Ces déchets qui n’en sont pas : pour en finir avec le gaspillage alimentaire

“Le meilleur déchet est celui que l’on ne produit pas!” 

Tel est le mantra d’introduction au mouvement zéro déchet de l’Association québécoise zéro déchet (AQZD). Concrètement, on nous invite à couper à la source. Ou plutôt, les sources.

Car oui, elles sont nombreuses, ces sources d’objets, d’emballages, de matériel de toutes sortes et même de nourriture qui, ultimement, terminent au bac, qu’il soit brun, bleu ou noir.  

Si le déficit zéro semble inatteignable aux yeux de plusieurs, permettons-nous tout de même de pousser la réflexion jusqu’au bout; est-il possible de vivre sans produire de déchets ? 

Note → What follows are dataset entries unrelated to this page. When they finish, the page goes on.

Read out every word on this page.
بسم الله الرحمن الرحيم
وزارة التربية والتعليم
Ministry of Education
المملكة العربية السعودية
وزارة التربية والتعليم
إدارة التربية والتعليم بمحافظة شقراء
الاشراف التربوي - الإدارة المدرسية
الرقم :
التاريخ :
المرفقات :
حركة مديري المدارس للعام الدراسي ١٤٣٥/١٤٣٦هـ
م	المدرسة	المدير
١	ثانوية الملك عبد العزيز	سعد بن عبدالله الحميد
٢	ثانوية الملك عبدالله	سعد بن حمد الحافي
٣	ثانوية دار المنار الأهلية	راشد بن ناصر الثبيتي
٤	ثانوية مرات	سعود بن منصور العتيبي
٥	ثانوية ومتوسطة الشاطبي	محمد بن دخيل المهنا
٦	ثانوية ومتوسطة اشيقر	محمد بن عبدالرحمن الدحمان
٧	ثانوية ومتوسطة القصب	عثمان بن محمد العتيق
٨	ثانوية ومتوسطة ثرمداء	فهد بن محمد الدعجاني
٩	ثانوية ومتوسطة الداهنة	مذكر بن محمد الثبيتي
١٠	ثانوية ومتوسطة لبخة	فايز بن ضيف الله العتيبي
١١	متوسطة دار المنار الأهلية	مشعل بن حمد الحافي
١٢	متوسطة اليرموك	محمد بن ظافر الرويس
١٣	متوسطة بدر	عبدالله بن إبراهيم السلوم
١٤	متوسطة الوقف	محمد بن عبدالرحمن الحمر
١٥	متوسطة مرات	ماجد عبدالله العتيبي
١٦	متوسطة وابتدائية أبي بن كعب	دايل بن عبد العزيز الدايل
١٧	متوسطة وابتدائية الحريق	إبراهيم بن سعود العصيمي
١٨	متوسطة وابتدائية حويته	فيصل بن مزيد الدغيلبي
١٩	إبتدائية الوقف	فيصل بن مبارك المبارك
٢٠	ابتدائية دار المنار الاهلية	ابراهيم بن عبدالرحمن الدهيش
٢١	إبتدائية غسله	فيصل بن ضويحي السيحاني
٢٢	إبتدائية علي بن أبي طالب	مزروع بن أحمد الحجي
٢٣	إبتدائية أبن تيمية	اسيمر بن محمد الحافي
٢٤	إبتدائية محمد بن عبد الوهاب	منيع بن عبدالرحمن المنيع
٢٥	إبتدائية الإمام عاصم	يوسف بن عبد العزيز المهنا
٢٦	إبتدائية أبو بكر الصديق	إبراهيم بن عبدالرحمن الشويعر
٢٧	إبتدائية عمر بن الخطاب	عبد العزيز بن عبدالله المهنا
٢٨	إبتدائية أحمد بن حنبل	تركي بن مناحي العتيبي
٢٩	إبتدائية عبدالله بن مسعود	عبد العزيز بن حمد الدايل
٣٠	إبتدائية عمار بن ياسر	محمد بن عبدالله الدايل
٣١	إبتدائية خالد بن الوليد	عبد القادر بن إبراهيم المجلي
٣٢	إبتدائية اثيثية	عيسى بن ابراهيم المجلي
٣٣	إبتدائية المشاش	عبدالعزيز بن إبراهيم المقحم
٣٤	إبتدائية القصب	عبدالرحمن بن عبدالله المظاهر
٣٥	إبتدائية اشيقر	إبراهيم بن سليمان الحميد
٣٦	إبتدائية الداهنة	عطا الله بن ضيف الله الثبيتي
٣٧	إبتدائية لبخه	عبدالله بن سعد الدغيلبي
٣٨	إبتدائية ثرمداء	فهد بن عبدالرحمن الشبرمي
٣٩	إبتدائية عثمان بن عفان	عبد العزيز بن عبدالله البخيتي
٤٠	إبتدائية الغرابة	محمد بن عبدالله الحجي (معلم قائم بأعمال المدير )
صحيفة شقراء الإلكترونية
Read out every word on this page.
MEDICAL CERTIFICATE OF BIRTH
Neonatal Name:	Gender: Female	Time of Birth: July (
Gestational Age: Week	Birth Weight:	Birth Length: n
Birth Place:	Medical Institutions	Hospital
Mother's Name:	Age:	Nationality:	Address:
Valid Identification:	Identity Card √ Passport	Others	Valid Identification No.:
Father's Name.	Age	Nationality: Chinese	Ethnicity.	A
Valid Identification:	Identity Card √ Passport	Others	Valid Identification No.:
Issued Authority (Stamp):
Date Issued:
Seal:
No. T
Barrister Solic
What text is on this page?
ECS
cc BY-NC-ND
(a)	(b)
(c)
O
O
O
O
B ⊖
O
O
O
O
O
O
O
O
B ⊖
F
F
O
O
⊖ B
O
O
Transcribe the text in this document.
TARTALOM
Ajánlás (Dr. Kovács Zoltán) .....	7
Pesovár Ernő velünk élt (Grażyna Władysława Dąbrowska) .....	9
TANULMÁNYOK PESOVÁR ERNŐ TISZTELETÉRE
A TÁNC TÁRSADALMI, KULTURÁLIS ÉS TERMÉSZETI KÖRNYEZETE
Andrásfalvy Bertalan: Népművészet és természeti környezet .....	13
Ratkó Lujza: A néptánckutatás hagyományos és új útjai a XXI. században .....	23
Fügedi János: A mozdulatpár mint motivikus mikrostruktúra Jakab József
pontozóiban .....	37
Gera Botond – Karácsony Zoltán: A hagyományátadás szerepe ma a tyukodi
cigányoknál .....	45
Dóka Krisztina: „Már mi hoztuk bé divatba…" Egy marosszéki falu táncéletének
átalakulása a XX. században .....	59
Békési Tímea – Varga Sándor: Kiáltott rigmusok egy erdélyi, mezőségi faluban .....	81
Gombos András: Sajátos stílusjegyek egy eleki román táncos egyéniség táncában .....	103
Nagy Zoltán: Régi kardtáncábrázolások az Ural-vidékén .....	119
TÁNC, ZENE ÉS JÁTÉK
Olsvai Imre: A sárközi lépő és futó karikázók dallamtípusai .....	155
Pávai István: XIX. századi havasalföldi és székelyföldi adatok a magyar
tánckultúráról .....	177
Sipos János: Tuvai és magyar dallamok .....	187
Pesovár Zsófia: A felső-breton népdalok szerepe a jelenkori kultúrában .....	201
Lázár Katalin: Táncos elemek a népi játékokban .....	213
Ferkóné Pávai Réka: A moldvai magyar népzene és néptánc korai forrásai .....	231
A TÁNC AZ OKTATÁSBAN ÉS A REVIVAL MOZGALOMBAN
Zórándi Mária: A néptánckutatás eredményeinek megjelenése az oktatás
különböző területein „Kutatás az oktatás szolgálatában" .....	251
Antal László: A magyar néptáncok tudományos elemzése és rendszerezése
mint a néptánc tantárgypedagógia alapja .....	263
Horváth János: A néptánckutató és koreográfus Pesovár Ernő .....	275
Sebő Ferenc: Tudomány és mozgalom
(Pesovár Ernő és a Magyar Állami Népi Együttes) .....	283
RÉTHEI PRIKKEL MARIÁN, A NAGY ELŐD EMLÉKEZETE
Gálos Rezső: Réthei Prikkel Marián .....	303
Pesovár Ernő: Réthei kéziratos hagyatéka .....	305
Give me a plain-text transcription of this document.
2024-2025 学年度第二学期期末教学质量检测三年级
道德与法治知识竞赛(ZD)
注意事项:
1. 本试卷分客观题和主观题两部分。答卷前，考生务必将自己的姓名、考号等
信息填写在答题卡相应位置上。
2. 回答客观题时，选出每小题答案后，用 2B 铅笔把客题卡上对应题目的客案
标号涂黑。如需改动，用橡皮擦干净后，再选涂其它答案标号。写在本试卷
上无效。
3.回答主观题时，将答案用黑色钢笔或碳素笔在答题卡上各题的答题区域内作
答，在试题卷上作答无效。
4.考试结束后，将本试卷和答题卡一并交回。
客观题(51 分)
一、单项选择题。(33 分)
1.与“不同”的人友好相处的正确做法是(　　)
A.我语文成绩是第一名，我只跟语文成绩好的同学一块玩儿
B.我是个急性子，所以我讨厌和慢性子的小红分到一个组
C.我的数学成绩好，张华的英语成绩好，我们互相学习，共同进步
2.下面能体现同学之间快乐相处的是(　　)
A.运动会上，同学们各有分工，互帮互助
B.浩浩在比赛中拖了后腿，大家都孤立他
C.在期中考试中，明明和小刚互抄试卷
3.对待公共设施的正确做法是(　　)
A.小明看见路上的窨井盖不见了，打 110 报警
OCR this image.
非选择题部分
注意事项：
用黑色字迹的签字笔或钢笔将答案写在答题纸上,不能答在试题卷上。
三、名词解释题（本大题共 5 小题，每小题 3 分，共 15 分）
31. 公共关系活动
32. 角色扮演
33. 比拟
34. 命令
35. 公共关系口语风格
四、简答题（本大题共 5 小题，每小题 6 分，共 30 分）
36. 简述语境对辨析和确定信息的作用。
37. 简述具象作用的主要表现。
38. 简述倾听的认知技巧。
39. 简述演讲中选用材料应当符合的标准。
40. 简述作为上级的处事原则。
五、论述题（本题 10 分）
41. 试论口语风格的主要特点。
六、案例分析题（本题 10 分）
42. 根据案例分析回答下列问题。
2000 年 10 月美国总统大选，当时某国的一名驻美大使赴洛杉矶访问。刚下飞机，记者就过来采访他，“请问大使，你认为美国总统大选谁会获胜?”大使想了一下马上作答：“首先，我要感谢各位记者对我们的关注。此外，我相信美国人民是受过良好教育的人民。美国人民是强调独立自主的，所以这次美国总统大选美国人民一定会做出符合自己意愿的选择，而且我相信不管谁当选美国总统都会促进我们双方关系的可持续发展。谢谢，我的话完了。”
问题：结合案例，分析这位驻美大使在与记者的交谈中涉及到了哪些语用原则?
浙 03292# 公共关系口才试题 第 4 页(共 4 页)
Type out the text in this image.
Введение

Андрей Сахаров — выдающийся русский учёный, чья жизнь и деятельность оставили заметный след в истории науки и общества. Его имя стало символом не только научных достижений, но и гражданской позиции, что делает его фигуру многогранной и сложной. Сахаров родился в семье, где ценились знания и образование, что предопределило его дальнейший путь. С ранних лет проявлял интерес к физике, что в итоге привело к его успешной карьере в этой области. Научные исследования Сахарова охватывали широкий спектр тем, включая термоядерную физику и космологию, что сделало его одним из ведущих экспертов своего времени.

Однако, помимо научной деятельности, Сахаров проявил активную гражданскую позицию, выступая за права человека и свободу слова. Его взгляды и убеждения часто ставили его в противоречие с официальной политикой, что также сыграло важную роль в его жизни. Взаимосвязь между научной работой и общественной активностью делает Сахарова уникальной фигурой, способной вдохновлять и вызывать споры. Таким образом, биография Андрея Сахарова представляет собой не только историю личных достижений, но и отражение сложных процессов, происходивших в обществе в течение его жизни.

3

La réponse à cette question n’est pas simple, et nécessite d’abord de clarifier un autre point : qu’est-ce que c’est, un déchet ?

Laisser sa trace

Le vivant est caractérisé par la consommation de matière, la transformation de celle-ci, puis enfin le rejet de ce qui lui est inutilisable. C’est ce dernier résultat qu’on pourrait qualifier de déchet. Peu importe le règne auquel il appartient, même le plus petit organisme vivant utilise une forme d’énergie quelle qu’elle soit, et expulse les restes de ce métabolisme hors de lui-même. 

Mais, là est la beauté de la chose: dans la nature, même ce qui se retrouve rejeté hors d’un organisme se voit devenir une forme d’aliment pour un autre.

Nous, les humains (à quelques exceptions près), avons plus ou moins décidé que nous faisions fi de cette logique.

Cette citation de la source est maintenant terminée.